Baseado no conto Viagem ao passado, de Stefan Zweig (publicado postumamente), que Leconte adaptou com a ajuda de seu usual colaborador Jérôme Tonnerre, o filme conta uma história de amor ambientada na Alemanha em 1912, em que falta justamente paixão. De forma sintomática, a narrativa carece da emoção e sensualidade (mesmo que um tanto pudica) da obra.
No roteiro, o jovem Friedrich Zeitz (Richard Madden, da série Game of Thrones) é contratado para trabalhar na siderúrgica de Karl Hoffmeister (o extraordinário Alan Rickman). Esperto e diligente, o rapaz é logo alçado a secretário pessoal do patrão, que o trata como uma espécie de protegido.

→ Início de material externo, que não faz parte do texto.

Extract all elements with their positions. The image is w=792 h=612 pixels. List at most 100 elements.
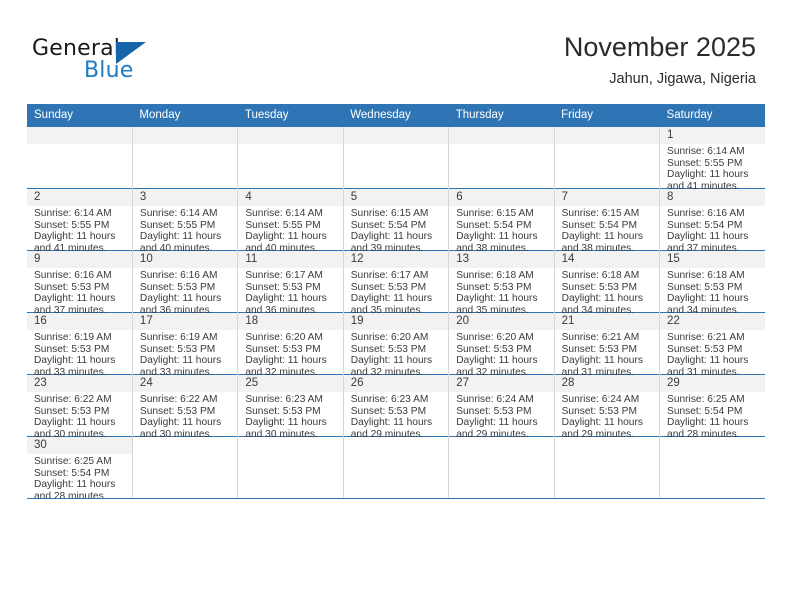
calendar-day-cell[interactable]: 6 Sunrise: 6:15 AM Sunset: 5:54 PM Daylight… <box>448 188 555 254</box>
calendar-day-cell[interactable]: 30 Sunrise: 6:25 AM Sunset: 5:54 PM Dayligh… <box>27 436 133 502</box>
day-details: Sunrise: 6:19 AM Sunset: 5:53 PM Daylight:… <box>27 330 132 378</box>
day-detail-line: Sunrise: 6:16 AM <box>667 208 745 219</box>
day-number: 2 <box>27 189 132 206</box>
day-cell-inner: 1 Sunrise: 6:14 AM Sunset: 5:55 PM Daylight… <box>660 127 765 192</box>
day-cell-inner: 25 Sunrise: 6:23 AM Sunset: 5:53 PM Dayligh… <box>238 375 343 440</box>
day-detail-line: Daylight: 11 hours <box>561 293 643 305</box>
day-detail-line: Sunrise: 6:23 AM <box>245 394 323 405</box>
day-details: Sunrise: 6:18 AM Sunset: 5:53 PM Daylight:… <box>555 268 659 316</box>
calendar-day-cell[interactable]: 18 Sunrise: 6:20 AM Sunset: 5:53 PM Dayligh… <box>237 312 344 378</box>
day-number <box>27 127 132 144</box>
day-detail-line: Daylight: 11 hours <box>561 417 643 429</box>
day-details: Sunrise: 6:25 AM Sunset: 5:54 PM Daylight:… <box>27 454 132 502</box>
calendar-day-cell[interactable]: 27 Sunrise: 6:24 AM Sunset: 5:53 PM Dayligh… <box>448 374 555 440</box>
day-number: 23 <box>27 375 132 392</box>
calendar-day-cell[interactable]: 12 Sunrise: 6:17 AM Sunset: 5:53 PM Dayligh… <box>343 250 450 316</box>
day-number: 24 <box>132 375 238 392</box>
day-detail-line: Daylight: 11 hours <box>34 231 116 243</box>
calendar-day-cell[interactable]: 23 Sunrise: 6:22 AM Sunset: 5:53 PM Dayligh… <box>27 374 133 440</box>
calendar-header-row: Sunday Monday Tuesday Wednesday Thursday Frid… <box>27 104 765 127</box>
weekday-header-sunday: Sunday <box>27 104 133 127</box>
calendar-day-cell[interactable]: 26 Sunrise: 6:23 AM Sunset: 5:53 PM Dayligh… <box>343 374 450 440</box>
day-number: 15 <box>660 251 765 268</box>
day-number: 20 <box>449 313 554 330</box>
calendar-day-cell[interactable]: 29 Sunrise: 6:25 AM Sunset: 5:54 PM Dayligh… <box>659 374 765 440</box>
day-details <box>27 144 132 146</box>
calendar-cell-empty <box>659 436 765 498</box>
day-cell-inner: 19 Sunrise: 6:20 AM Sunset: 5:53 PM Dayligh… <box>343 313 449 378</box>
day-detail-line: Sunset: 5:53 PM <box>139 281 216 293</box>
day-detail-line: Daylight: 11 hours <box>667 417 749 429</box>
day-details <box>555 454 659 456</box>
day-detail-line: Daylight: 11 hours <box>350 293 433 305</box>
day-detail-line: Sunset: 5:53 PM <box>34 405 110 417</box>
day-detail-line: Sunrise: 6:14 AM <box>245 208 323 219</box>
day-cell-inner <box>133 437 237 498</box>
day-number <box>555 437 659 454</box>
day-detail-line: Sunrise: 6:23 AM <box>350 394 429 405</box>
day-detail-line: Sunset: 5:53 PM <box>34 281 110 293</box>
calendar-day-cell[interactable]: 19 Sunrise: 6:20 AM Sunset: 5:53 PM Dayligh… <box>343 312 450 378</box>
calendar-cell-empty <box>554 127 661 189</box>
calendar-day-cell[interactable]: 22 Sunrise: 6:21 AM Sunset: 5:53 PM Dayligh… <box>659 312 765 378</box>
day-detail-line: Daylight: 11 hours <box>350 355 433 367</box>
day-details: Sunrise: 6:17 AM Sunset: 5:53 PM Daylight:… <box>238 268 342 316</box>
calendar-day-cell[interactable]: 3 Sunrise: 6:14 AM Sunset: 5:55 PM Daylight… <box>132 188 239 254</box>
calendar-day-cell[interactable]: 1 Sunrise: 6:14 AM Sunset: 5:55 PM Daylight… <box>659 127 765 192</box>
day-number: 29 <box>660 375 765 392</box>
calendar-day-cell[interactable]: 5 Sunrise: 6:15 AM Sunset: 5:54 PM Daylight… <box>343 188 450 254</box>
day-detail-line: Sunset: 5:53 PM <box>245 405 321 417</box>
day-detail-line: Sunrise: 6:14 AM <box>667 146 745 157</box>
calendar-day-cell[interactable]: 15 Sunrise: 6:18 AM Sunset: 5:53 PM Dayligh… <box>659 250 765 316</box>
day-number: 9 <box>27 251 132 268</box>
day-detail-line: Sunrise: 6:18 AM <box>456 270 534 281</box>
calendar-day-cell[interactable]: 16 Sunrise: 6:19 AM Sunset: 5:53 PM Dayligh… <box>27 312 133 378</box>
calendar-day-cell[interactable]: 28 Sunrise: 6:24 AM Sunset: 5:53 PM Dayligh… <box>554 374 661 440</box>
day-details: Sunrise: 6:16 AM Sunset: 5:54 PM Daylight:… <box>660 206 765 254</box>
calendar-day-cell[interactable]: 17 Sunrise: 6:19 AM Sunset: 5:53 PM Dayligh… <box>132 312 239 378</box>
day-details: Sunrise: 6:20 AM Sunset: 5:53 PM Daylight:… <box>344 330 448 378</box>
day-detail-line: Sunset: 5:53 PM <box>350 405 427 417</box>
day-detail-line: Sunrise: 6:15 AM <box>350 208 429 219</box>
day-detail-line: Sunset: 5:53 PM <box>350 343 427 355</box>
calendar-day-cell[interactable]: 9 Sunrise: 6:16 AM Sunset: 5:53 PM Daylight… <box>27 250 133 316</box>
calendar-day-cell[interactable]: 11 Sunrise: 6:17 AM Sunset: 5:53 PM Dayligh… <box>237 250 344 316</box>
calendar-day-cell[interactable]: 13 Sunrise: 6:18 AM Sunset: 5:53 PM Dayligh… <box>448 250 555 316</box>
day-number: 7 <box>554 189 660 206</box>
day-number: 3 <box>132 189 238 206</box>
day-cell-inner: 22 Sunrise: 6:21 AM Sunset: 5:53 PM Dayligh… <box>660 313 765 378</box>
calendar-week-row: 2 Sunrise: 6:14 AM Sunset: 5:55 PM Daylight… <box>27 188 765 254</box>
day-detail-line: Sunset: 5:53 PM <box>139 343 216 355</box>
day-detail-line: Sunset: 5:53 PM <box>456 343 532 355</box>
calendar-day-cell[interactable]: 25 Sunrise: 6:23 AM Sunset: 5:53 PM Dayligh… <box>237 374 344 440</box>
day-detail-line: Sunset: 5:55 PM <box>667 157 743 169</box>
calendar-day-cell[interactable]: 4 Sunrise: 6:14 AM Sunset: 5:55 PM Daylight… <box>237 188 344 254</box>
day-detail-line: Daylight: 11 hours <box>561 231 643 243</box>
day-detail-line: Sunrise: 6:18 AM <box>561 270 640 281</box>
day-details <box>133 144 237 146</box>
day-details: Sunrise: 6:20 AM Sunset: 5:53 PM Daylight:… <box>238 330 342 378</box>
day-detail-line: Sunrise: 6:15 AM <box>561 208 640 219</box>
day-number: 11 <box>238 251 343 268</box>
calendar-day-cell[interactable]: 14 Sunrise: 6:18 AM Sunset: 5:53 PM Dayligh… <box>554 250 661 316</box>
day-detail-line: Sunset: 5:55 PM <box>34 219 110 231</box>
day-detail-line: Sunset: 5:55 PM <box>139 219 216 231</box>
general-blue-logo[interactable]: General Blue <box>32 36 172 88</box>
day-detail-line: Sunset: 5:53 PM <box>667 343 743 355</box>
day-detail-line: Sunrise: 6:20 AM <box>245 332 323 343</box>
day-detail-line: Sunset: 5:53 PM <box>456 281 532 293</box>
calendar-day-cell[interactable]: 7 Sunrise: 6:15 AM Sunset: 5:54 PM Daylight… <box>554 188 661 254</box>
calendar-day-cell[interactable]: 21 Sunrise: 6:21 AM Sunset: 5:53 PM Dayligh… <box>554 312 661 378</box>
day-details: Sunrise: 6:22 AM Sunset: 5:53 PM Daylight:… <box>133 392 237 440</box>
calendar-day-cell[interactable]: 8 Sunrise: 6:16 AM Sunset: 5:54 PM Daylight… <box>659 188 765 254</box>
day-number: 8 <box>660 189 765 206</box>
calendar-week-row: 30 Sunrise: 6:25 AM Sunset: 5:54 PM Dayligh… <box>27 436 765 502</box>
calendar-day-cell[interactable]: 24 Sunrise: 6:22 AM Sunset: 5:53 PM Dayligh… <box>132 374 239 440</box>
calendar-day-cell[interactable]: 20 Sunrise: 6:20 AM Sunset: 5:53 PM Dayligh… <box>448 312 555 378</box>
weekday-header-friday: Friday <box>554 104 660 127</box>
day-detail-line: Daylight: 11 hours <box>456 293 538 305</box>
calendar-day-cell[interactable]: 2 Sunrise: 6:14 AM Sunset: 5:55 PM Daylight… <box>27 188 133 254</box>
day-detail-line: Sunrise: 6:17 AM <box>350 270 429 281</box>
calendar-day-cell[interactable]: 10 Sunrise: 6:16 AM Sunset: 5:53 PM Dayligh… <box>132 250 239 316</box>
day-cell-inner: 18 Sunrise: 6:20 AM Sunset: 5:53 PM Dayligh… <box>238 313 343 378</box>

Quando a saúde de Karl degringola, Friedrich passa a conviver na casa do chefe (é até chamado a viver lá) e se torna íntimo da família. Em especial, de Lotte (Rebecca Hall, de Transcendence), a jovem esposa de Karl. Entende-se que dali nascerá uma paixão arrebatadora, que fará Friedrich decidir entre a lealdade ao chefe e o seu novo amor.

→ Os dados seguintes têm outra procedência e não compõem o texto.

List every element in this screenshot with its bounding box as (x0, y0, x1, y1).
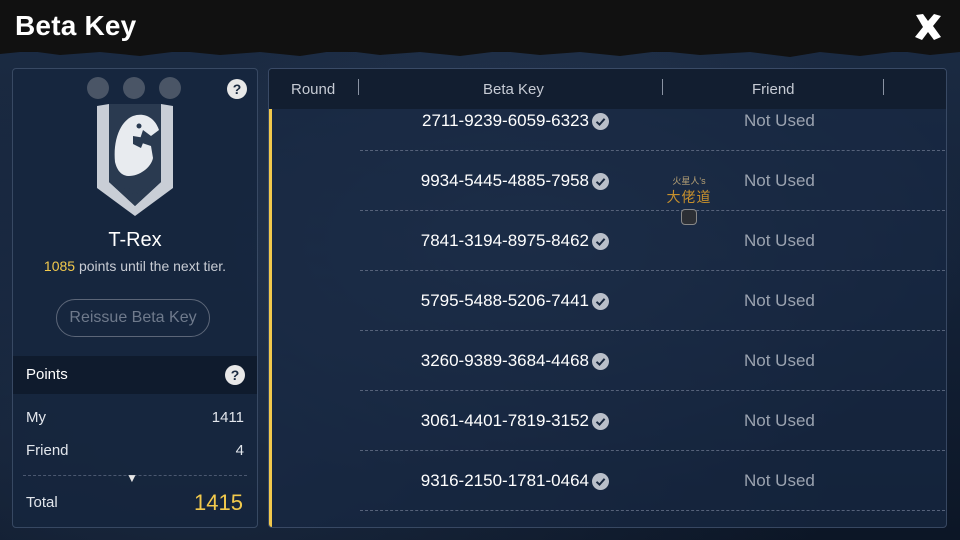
beta-key-value: 5795-5488-5206-7441 (420, 291, 589, 310)
row-divider (360, 510, 945, 511)
tier-progress-text: 1085 points until the next tier. (13, 258, 257, 274)
close-button[interactable] (910, 10, 946, 44)
points-value: 4 (235, 442, 244, 459)
table-row[interactable]: 2711-9239-6059-6323 Not Used (269, 109, 946, 151)
top-bar: Beta Key (0, 0, 960, 52)
trex-badge-icon (97, 104, 173, 216)
points-value: 1411 (211, 409, 244, 426)
progress-dot (123, 77, 145, 99)
table-body[interactable]: 2711-9239-6059-6323 Not Used 9934-5445-4… (269, 109, 946, 527)
column-separator (662, 79, 663, 95)
beta-key-table: Round Beta Key Friend 2711-9239-6059-632… (268, 68, 947, 528)
friend-status: Not Used (744, 411, 815, 430)
points-label: My (26, 409, 46, 426)
points-suffix: points until the next tier. (75, 258, 227, 274)
progress-dot (87, 77, 109, 99)
beta-key-value: 2711-9239-6059-6323 (422, 111, 589, 130)
column-header-friend: Friend (752, 81, 795, 98)
torn-edge (0, 46, 960, 57)
watermark-big-text: 大佬道 (666, 189, 712, 205)
column-separator (358, 79, 359, 95)
face-icon (681, 209, 697, 225)
column-header-beta-key: Beta Key (483, 81, 544, 98)
check-circle-icon (592, 413, 609, 430)
table-header: Round Beta Key Friend (269, 69, 946, 109)
check-circle-icon (592, 173, 609, 190)
friend-status: Not Used (744, 231, 815, 250)
beta-key-value: 3260-9389-3684-4468 (420, 351, 589, 370)
points-help-icon[interactable]: ? (225, 365, 245, 385)
watermark-small-text: 火星人's (672, 176, 706, 186)
check-circle-icon (592, 233, 609, 250)
check-circle-icon (592, 473, 609, 490)
beta-key-value: 7841-3194-8975-8462 (420, 231, 589, 250)
check-circle-icon (592, 353, 609, 370)
table-row[interactable]: 9316-2150-1781-0464 Not Used (269, 451, 946, 511)
table-row[interactable]: 3061-4401-7819-3152 Not Used (269, 391, 946, 451)
points-title: Points (26, 366, 68, 383)
points-row-friend: Friend 4 (26, 442, 244, 459)
page-title: Beta Key (15, 10, 137, 41)
column-separator (883, 79, 884, 95)
points-needed: 1085 (43, 258, 76, 274)
check-circle-icon (592, 293, 609, 310)
tier-help-icon[interactable]: ? (227, 79, 247, 99)
friend-status: Not Used (744, 171, 815, 190)
table-row[interactable]: 5795-5488-5206-7441 Not Used (269, 271, 946, 331)
beta-key-value: 3061-4401-7819-3152 (420, 411, 589, 430)
progress-dot (159, 77, 181, 99)
points-label: Friend (26, 442, 69, 459)
column-header-round: Round (291, 81, 336, 98)
beta-key-value: 9316-2150-1781-0464 (420, 471, 589, 490)
points-row-my: My 1411 (26, 409, 244, 426)
points-header: Points ? (13, 356, 257, 394)
friend-status: Not Used (744, 351, 815, 370)
table-row[interactable]: 9934-5445-4885-7958 Not Used (269, 151, 946, 211)
tier-panel: ? T-Rex 1085 points until the next tier.… (12, 68, 258, 528)
table-row[interactable]: 3260-9389-3684-4468 Not Used (269, 331, 946, 391)
friend-status: Not Used (744, 471, 815, 490)
friend-status: Not Used (744, 111, 815, 130)
beta-key-value: 9934-5445-4885-7958 (420, 171, 589, 190)
tier-name: T-Rex (108, 229, 162, 251)
friend-status: Not Used (744, 291, 815, 310)
check-circle-icon (592, 113, 609, 130)
chevron-down-icon[interactable]: ▼ (126, 471, 138, 485)
table-row[interactable]: 7841-3194-8975-8462 Not Used (269, 211, 946, 271)
total-label: Total (26, 494, 58, 511)
reissue-beta-key-button[interactable]: Reissue Beta Key (56, 299, 210, 337)
watermark-overlay: 火星人's 大佬道 (664, 174, 714, 225)
close-icon (915, 14, 941, 40)
total-value: 1415 (194, 490, 243, 515)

Embora o argumento mostre-se correto, o trabalho realizado por Leconte causa certos estranhamentos. O primeiro é a fotografia monótona do português Eduardo Serra (outro colaborador constante do diretor), que torna a relação Friedrich/Lotte ainda mais insípida, graças à falta de empatia entre Madden e Hall. Outro é o irregular tratamento de um ponto chave da trama: a dolorosa passagem do tempo para os possíveis amantes. Inexplicavelmente, isso não parece fazer efeito sobre as personagens, seja fisicamente, seja nas insossas cartas que Lotte escreve para si mesma, pois é impossível postá-las durante a primeira guerra mundial.
O filme, nesse sentido, não apresenta nenhum dos elementos que marcam o estilo tão original e intenso da filmografia de Leconte - e o tornaram um dos melhores diretores franceses. Uma Promessa torna-se, assim, bastante frustrante.